Когда хозяин улыбнулся, стали видны его подгнившие зубы. И Лео подумал:
«Зубы у него неважнецкие, жаль».
Барышня за старой машинкой сказала:
Ну, что ж!
Ну, что ж! – повторил господин Бертеле и посмотрел на мальчика не без лукавства, как на союзника. Затем спросил:
Почему же с тобой не пришел отец?
Лео рассказал всю историю о своей полуслепой бабке. Что у паренька не было настоящих родителей, господина Бертеле, видимо, не смутило. Левой рукой он играл выключателем, который щелкнул у него восемь раз. (Лео сосчитал.)
Затем он вдруг сказал:
Ладно, ты принят. Завтра принесешь письменное согласие бабушки. А сейчас пошли вниз, в мастерскую. Когда рабочий день кончится, отведешь на место мой велосипед.
Фрейлейн Хегеле, – сказал он, кивнув головой в сторону раскосой мордашки, которая не подняла глаз, а только ответила:
Да?
Затем она встала и прошла с Лео в коридор, откуда дверь вела в подвал.
«О, это дама серьезная», – думал Лео, когда она шла рядом с ним.
Лестницу освещали две неоновые трубки. Внизу раскосая девица завернула за угол и, отворив изрядно ободранную дьерь, пропустила мальчика вперед. Сказала:
Новый ученик.
И тут же ушла.
В подвале было двое парней.
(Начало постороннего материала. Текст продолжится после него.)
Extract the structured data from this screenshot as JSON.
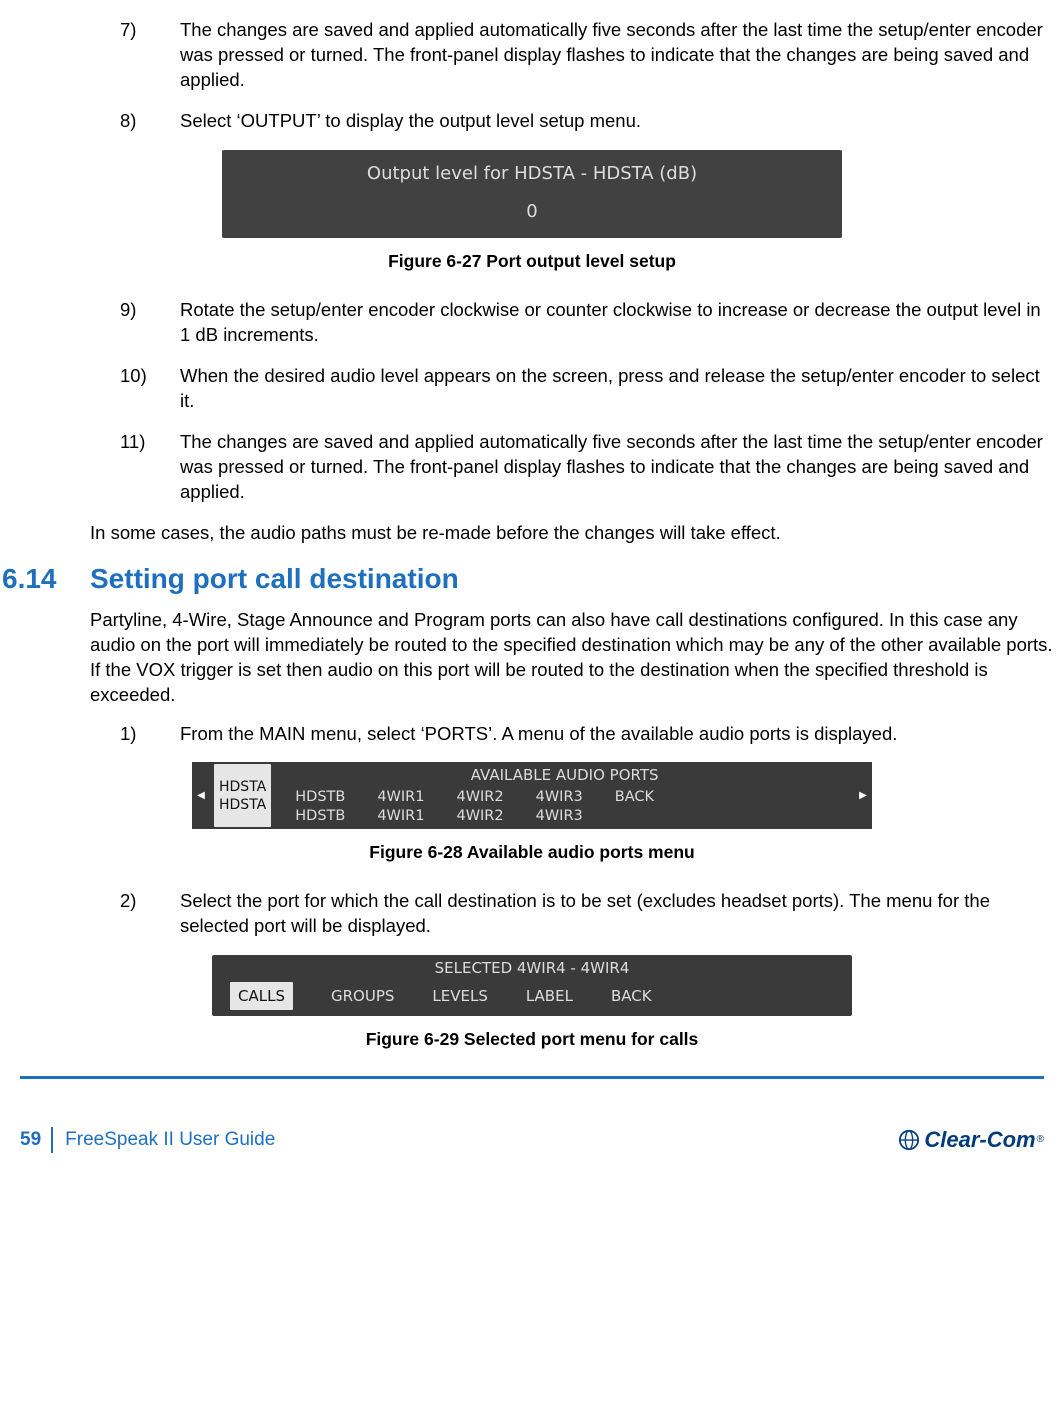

Один, в синих штанах, сидел перед катушкой кабеля, лежавшей на верстаке. У него был хрупкий, точно восковой нос и жидкие бесцветные волосы. Другой, в углу, стоял на верхней ступеньке стремянки, и Лео видел только его туловище. Голова этого парня была просунута в отверстие, образовавшееся в потолке, видимо оттого, что две доски его деревянной обшивки были раздвинуты. Сейчас эта голова вылезла из дырки и сказала:
Старик у кассы.
Другой, с восковым носом, скучливо кивнул. Затем обратился к Лео:
Вот ты и здесь.
Мальчик назвал себя, а тот, за верстаком, сказал другому, на стремянке:
Ганс, разъясни ему положение.
У Ганса, парня лет шестнадцати, было мясистое красное лицо и немыслимо большой рот, впрочем, добродушный. В отчаянно заношенном монтерском комбинезоне он слез со стремянки и отбарабанил:
Я Ганс, твой старший. Вертеле старый халтурщик и хапуга. Фирма – «Прогар и компания». Старик живет с раскосой мордашкой. Из дырки там, наверху, в которую я глядел, видно, что делается в лавке. Когда старик пойдет вниз, говори «двадцать четыре». Это тайный пароль, тогда мы уж знаем, что делать. Тебе придется каждый день отводить велосипед старика на Бавариаринг, он там живет, но возвращается домой поздно и всегда на трамвае. Только ты на велосипеде не езди – старикашка иной раз шпионит, – а веди его. Вот такое положение. Этого зовут Тони Шалерер, – добавил он еще. – Он младший монтер.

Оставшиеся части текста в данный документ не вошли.